“Hatta is a picturesque 115 km (71 miles) drive east of Dubai City, boasting a milder climate due to its location in the rugged Hajjar Mountains and a popular vacation getaway from the heat of Dubai. Its authentic Arabic “heritage village” featuring two military towers from the 18th century, an old Juma mosque (1780), and 30 loame houses is worth visiting. Although activities and shopping are limited, adrenaline junkies often visit Hatta for off-road adventures in the desert or mountains including a stop at the Hatta Rock Pools, narrow windy canyons of smooth rock with pools of blue-green water. Please note that 20 kilometers of the drive from Dubai takes you through Oman. Although no immigration or customs issues, rental car insurance usually won’t cover accidents in Oman”, writes Tripadvisor (Hatta: 2020).
Circa 2003. I had my job in Sharjah, UAE. My weekends were mostly free. I had found an ingenious way to see UAE. It was travel by public bus, point to point. It was affordable, comfortable, punctual, clean, safe; no driving, no driver, no guide required. My aim was to experience local life, away from Malls, Souqs and Entertainment Districts. I had learned long ago that to get the best feel of life and ethos in any country or city, at really affordable costs, the best way was to travel in local public transport. I had done it in India in many cities. I had done it in Singapore, Malaysia, Nepal, China and elsewhere. I had later continued doing it in Europe and USA. The possibility of ‘Mugging’, while using public transport, I had heard only in the USA.

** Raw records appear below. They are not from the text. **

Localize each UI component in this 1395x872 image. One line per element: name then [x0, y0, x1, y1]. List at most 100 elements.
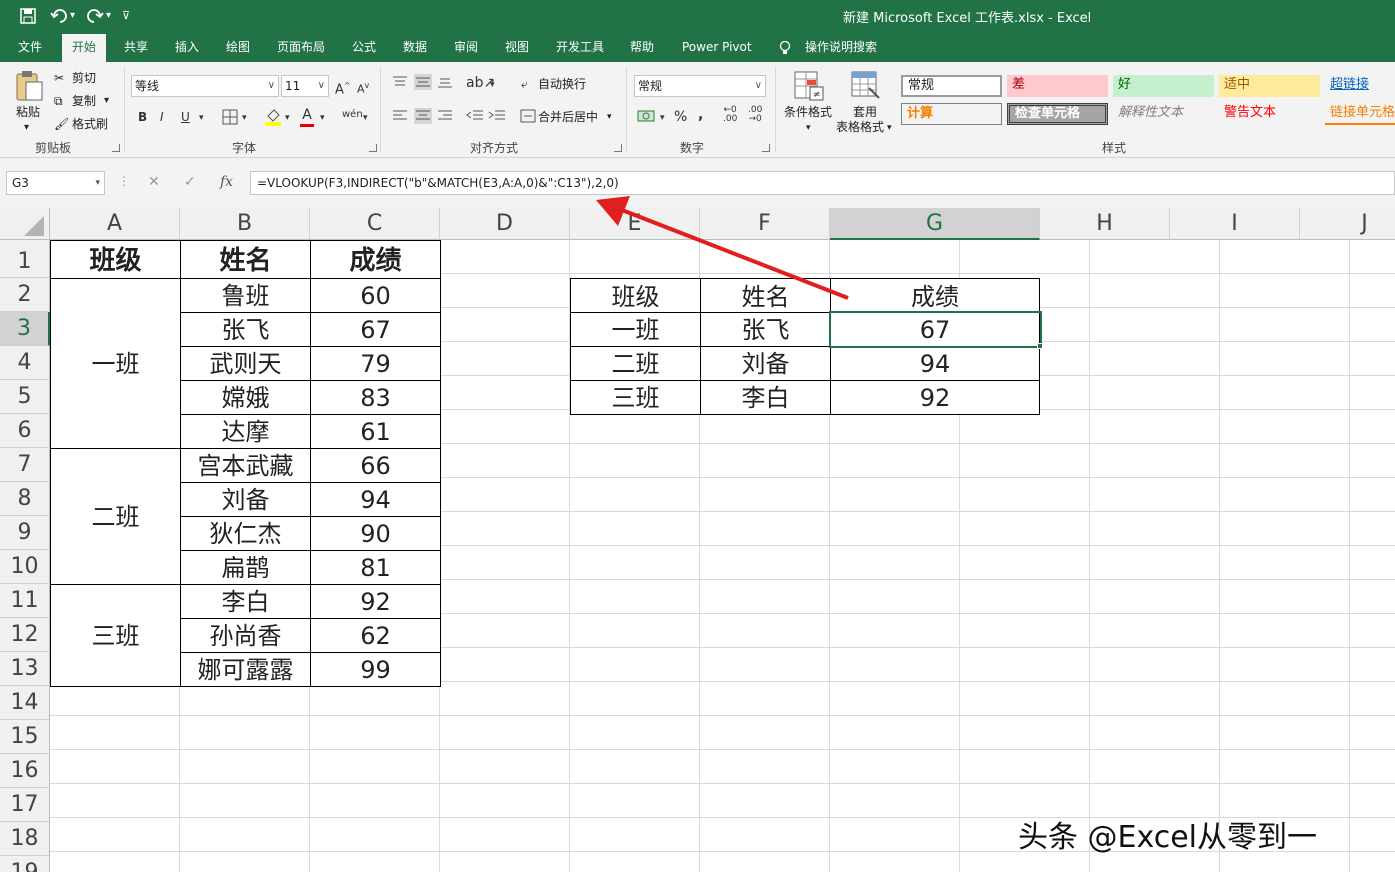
paste-icon[interactable]	[14, 70, 44, 102]
conditional-dropdown-icon[interactable]: ▾	[806, 120, 811, 136]
merge-dropdown-icon[interactable]: ▾	[607, 109, 612, 125]
save-icon[interactable]	[20, 8, 36, 24]
row-header-17[interactable]: 17	[0, 788, 50, 822]
font-color-icon[interactable]: A	[300, 106, 314, 127]
tab-home[interactable]: 开始	[62, 34, 107, 62]
paste-dropdown-icon[interactable]: ▾	[24, 120, 29, 136]
alignment-launcher-icon[interactable]	[614, 144, 622, 152]
table1-name-cell[interactable]: 孙尚香	[180, 618, 311, 653]
accounting-dropdown-icon[interactable]: ▾	[660, 109, 665, 127]
table1-name-cell[interactable]: 李白	[180, 584, 311, 619]
merge-center-button[interactable]: 合并后居中	[538, 109, 598, 125]
italic-button[interactable]: I	[160, 108, 164, 126]
table2-score-cell[interactable]: 94	[830, 346, 1040, 381]
comma-button[interactable]: ,	[698, 106, 703, 124]
row-header-19[interactable]: 19	[0, 856, 50, 872]
row-header-18[interactable]: 18	[0, 822, 50, 856]
table1-score-cell[interactable]: 94	[310, 482, 441, 517]
fill-color-icon[interactable]	[264, 108, 282, 126]
table1-name-cell[interactable]: 达摩	[180, 414, 311, 449]
font-size-combo[interactable]: 11 ∨	[281, 75, 329, 97]
column-header-g[interactable]: G	[830, 208, 1040, 240]
orientation-dropdown-icon[interactable]: ▾	[490, 76, 495, 94]
table2-name-cell[interactable]: 张飞	[700, 312, 831, 347]
table1-name-cell[interactable]: 鲁班	[180, 278, 311, 313]
style-explanatory[interactable]: 解释性文本	[1113, 103, 1214, 125]
style-hyperlink[interactable]: 超链接	[1325, 75, 1395, 97]
tab-view[interactable]: 视图	[505, 34, 529, 62]
decrease-indent-icon[interactable]	[466, 110, 484, 122]
format-painter-button[interactable]: 格式刷	[72, 116, 108, 132]
decrease-decimal-icon[interactable]: .00 →0	[748, 106, 762, 124]
tell-me-search[interactable]: 操作说明搜索	[805, 34, 877, 62]
select-all-corner[interactable]	[0, 208, 50, 240]
table1-header-class[interactable]: 班级	[50, 240, 181, 279]
table1-name-cell[interactable]: 宫本武藏	[180, 448, 311, 483]
formula-input[interactable]: =VLOOKUP(F3,INDIRECT("b"&MATCH(E3,A:A,0)…	[250, 171, 1395, 195]
table1-score-cell[interactable]: 79	[310, 346, 441, 381]
underline-button[interactable]: U	[181, 108, 190, 126]
table1-score-cell[interactable]: 66	[310, 448, 441, 483]
table1-score-cell[interactable]: 67	[310, 312, 441, 347]
column-header-h[interactable]: H	[1040, 208, 1170, 240]
format-table-button-line1[interactable]: 套用	[853, 104, 877, 120]
table2-header-class[interactable]: 班级	[570, 278, 701, 313]
cut-button[interactable]: 剪切	[72, 70, 96, 86]
cancel-icon[interactable]: ✕	[148, 174, 160, 190]
table1-name-cell[interactable]: 嫦娥	[180, 380, 311, 415]
name-box[interactable]: G3 ▾	[6, 171, 105, 195]
row-header-16[interactable]: 16	[0, 754, 50, 788]
table2-class-cell[interactable]: 三班	[570, 380, 701, 415]
underline-dropdown-icon[interactable]: ▾	[199, 109, 204, 127]
style-check-cell[interactable]: 检查单元格	[1007, 103, 1108, 125]
style-good[interactable]: 好	[1113, 75, 1214, 97]
style-linked-cell[interactable]: 链接单元格	[1325, 103, 1395, 125]
row-header-2[interactable]: 2	[0, 278, 50, 312]
grow-font-button[interactable]: A^	[335, 77, 351, 99]
table1-score-cell[interactable]: 62	[310, 618, 441, 653]
table1-name-cell[interactable]: 扁鹊	[180, 550, 311, 585]
row-header-11[interactable]: 11	[0, 584, 50, 618]
wrap-text-button[interactable]: 自动换行	[538, 76, 586, 92]
phonetic-dropdown-icon[interactable]: ▾	[363, 109, 368, 127]
table1-score-cell[interactable]: 83	[310, 380, 441, 415]
row-header-4[interactable]: 4	[0, 346, 50, 380]
percent-button[interactable]: %	[674, 108, 687, 126]
row-header-3[interactable]: 3	[0, 312, 50, 346]
column-header-c[interactable]: C	[310, 208, 440, 240]
column-header-f[interactable]: F	[700, 208, 830, 240]
clipboard-launcher-icon[interactable]	[112, 144, 120, 152]
chevron-down-icon[interactable]: ⊽	[122, 6, 130, 26]
table1-score-cell[interactable]: 90	[310, 516, 441, 551]
align-center-icon[interactable]	[414, 108, 432, 124]
tab-power-pivot[interactable]: Power Pivot	[682, 34, 752, 62]
fill-handle[interactable]	[1037, 343, 1043, 349]
style-neutral[interactable]: 适中	[1219, 75, 1320, 97]
tab-help[interactable]: 帮助	[630, 34, 654, 62]
style-calculation[interactable]: 计算	[901, 103, 1002, 125]
align-top-icon[interactable]	[392, 76, 408, 88]
row-header-13[interactable]: 13	[0, 652, 50, 686]
increase-decimal-icon[interactable]: ←0.00	[723, 106, 737, 124]
tab-formulas[interactable]: 公式	[352, 34, 376, 62]
column-header-j[interactable]: J	[1300, 208, 1395, 240]
increase-indent-icon[interactable]	[488, 110, 506, 122]
row-header-7[interactable]: 7	[0, 448, 50, 482]
tab-draw[interactable]: 绘图	[226, 34, 250, 62]
table1-header-score[interactable]: 成绩	[310, 240, 441, 279]
number-format-combo[interactable]: 常规 ∨	[634, 75, 766, 97]
table1-score-cell[interactable]: 92	[310, 584, 441, 619]
table1-name-cell[interactable]: 狄仁杰	[180, 516, 311, 551]
align-left-icon[interactable]	[392, 110, 408, 122]
shrink-font-button[interactable]: Av	[357, 77, 369, 99]
enter-icon[interactable]: ✓	[184, 174, 196, 190]
redo-icon[interactable]	[86, 8, 104, 24]
undo-dropdown-icon[interactable]: ▾	[70, 6, 75, 26]
copy-button[interactable]: 复制	[72, 93, 96, 109]
align-middle-icon[interactable]	[414, 74, 432, 90]
table1-score-cell[interactable]: 61	[310, 414, 441, 449]
row-header-14[interactable]: 14	[0, 686, 50, 720]
table1-score-cell[interactable]: 81	[310, 550, 441, 585]
table1-class-cell[interactable]: 三班	[50, 584, 181, 687]
row-header-9[interactable]: 9	[0, 516, 50, 550]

With everything included and considered, I still rate it the best way outing. The most important element of the formula is point to point. I will choose a route, that is terminal to terminal, between one hour to two hours long trip. Arrive at the destination terminal, spend time there equal to two missed return services, and then take the third one and come back. You got to obviously start early for this kind of ventures.
Hatta has been most memorable for me and my wife. We took a public bus ride from Gold Souq Dubai to Hatta. It was nice journey, multitude of views; deserts, arid hills and green oasis. We were looking forward to eating in the local restaurant and a bit of shopping at Hatta. But when we landed there, to our surprise, we didn’t find any shop or restaurant to pick up even a bottle of water. It was desolate. That was disappointing, to say the least. Two of us considered returning by the first return service.
But to our amazement, we found a few young kids playing nearby, who noticed us strangers. I asked one of them, any nearby shops? That little boy of not over 7- 8 years, asked would you like to have Kahwa (local tea). We said, sure! But where? He said, follow me. We simply followed him and at the very first turn we found we were at the door of his home. He knocked at the door and when his mother opened the door, he said, they want Kahwa. We became a bit hesitant to go inside and have tea. But that wonderful lady welcomed us wholeheartedly and said please be seated; I will get you Kahwa soon. We had water and Kahwa with some delicious dates. We wanted to reciprocate in a little way, but she simply refused. We profusely thanked her and that young angel, and then walked our way back to the return service which happened to be as if waiting for us.
That day I learned that Sharjah is known as Shargah to Hattians. Remembering the greenery of Sharjah even in 2003, I thought it must have been originally Shargah (or Chargah, as in Hindi- Urdu mix dialect, a green place for grazing animals). I don’t know how and why they guessed, we needed something to drink. Possibly, we were the only strangers around looking for something. Or something more deep?
That experience had filled me with millions of thoughts. ‘Atithi Devo Bhav’ in Hatta. Commonality of culture between India and UAE. That is exactly how it had been in my village in Punjab, India. I had experienced the same during my treks in hills of Manali in Himachal Pradesh, India; the same in my treks in Guttu- Gangi hills in Uttrakhand, India. Indeed, cultural and economic ties between India and UAE have been age old and continue the same. Thank God. Good for both. After leaving Sharjah almost a decade and half back, I am still brotherly with my former colleagues and UAE my second home.
USA is different. I have seen small kids of 4 and 5 years telling other kids of the same age in children parks and play areas, while their parents have been accompanying them, ‘we don’t talk to strangers’. Is it because as an English saying goes, familiarity breeds contempt? Or, bad experiences with strangers? Or something else?
But an Indian saying goes completely contrary to that. That is, ‘bin partiti na hohu priti’ (Without knowing someone, you can’t love). Global trade my bring nations together, but cultural affinity and ties, people to people, make life much better for everyone. What is the alternative to talking to strangers to learn about the beauty and power of diversity? With due safeguards, of course. Don’t throw away 99 good apples for 1 bad.